「それ以上でも以下でもありません」。5月26日、番組で報じたセブン&アイ・ホ
ールディングス株主総会後の記者会見の様子。カリスマ経営者、鈴木敏文氏が社長を
退き、名誉顧問に就任したことを受けて、新社長の井阪隆一氏が語った言葉です。鈴
木氏の今後の位置付けについての質問に対して、井阪氏は「顧問の位置付けは、相談
したいときに相談できる存在だ」と答えました。これに続けて「それ以上でも以下で
もありません」と語ったのです。
この「それ以上でも以下でもありません」というフレーズを聞くと、日本経済新聞
の記者として霞が関のある官庁を担当していた当時を思い出します。幹部の記者会見
やインタビューなどで、質問をしていくと、あるところで、決まって「それ以上でも
それ以下でもございません」との答えが返ってきたのです。
ライバル紙の敏腕記者が「もう、ここまでで分かれ。これ以上は聞いても何も出な
いぞ」という意味だと丁寧に解説してくれたことも思い出します。(私だって、それ
ぐらいわかります)。

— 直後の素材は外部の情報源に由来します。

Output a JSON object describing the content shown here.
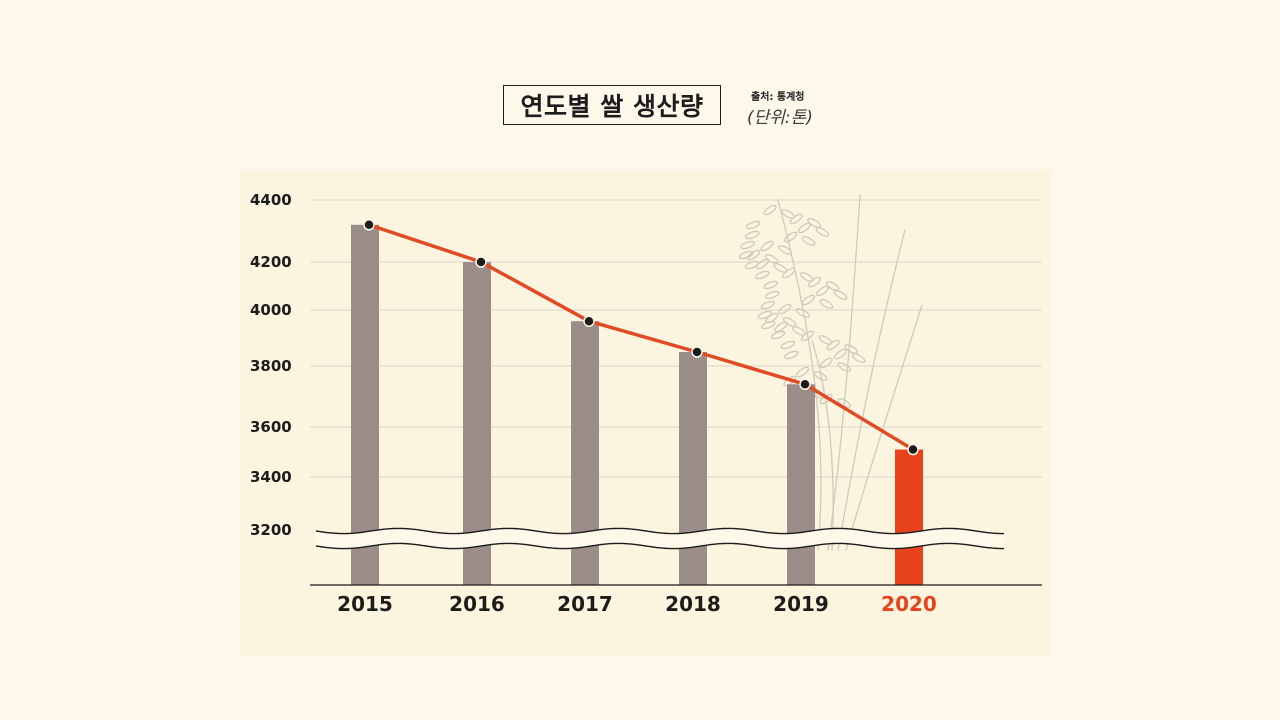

めげないで少しだけ角度を変えて質問をしてみても、言葉の主
は固い殻にこもってしまい、もどかしい思いをしたものでした。
井阪氏はどうだったのでしょうか。鈴木氏が主導した社長人事案が否決されて退任
することになり、その後を継いだわけです。構造改革を進める覚悟を示さないとなら
ないし、カリスマ経営者への配慮もしなければならない。自らの置かれている微妙な
立場について「わかってくれよ」という心境だったのだと察することができます。
それにしても「それ(これ)以上でも、それ(これ)以下でもー―」という呪文の
ようなフレーズ。最近、再び多くなってはいないでしょうか。岸田文雄外務大臣、加
藤勝信内閣府特命担当大臣、最近の記者会見の発言を調べても何人かの閣僚が愛用し
ていることがわかります。もちろん、与党だけでなく、野党の記者会見でも同じよう
に出てきます。
永田町や霞が関では水戸黄門の印籠のような効果があるのか、「ははー、それ以上
でもないとのお言葉、しかと受け止めました」。説明を尽くしてもらうはずの記者会
見の場、ひとたびこのフレーズが出てくると、ものわかりがよい人ほど思考を停止し
てしまいがちです。
「それ以上でも以下でもない」の先には一体何があるのでしょうか。それを探して
伝えることができるか、ニュース番組の腕の見せ所なのかもしれません。
今回はプロデューサーの武田仁が担当しました。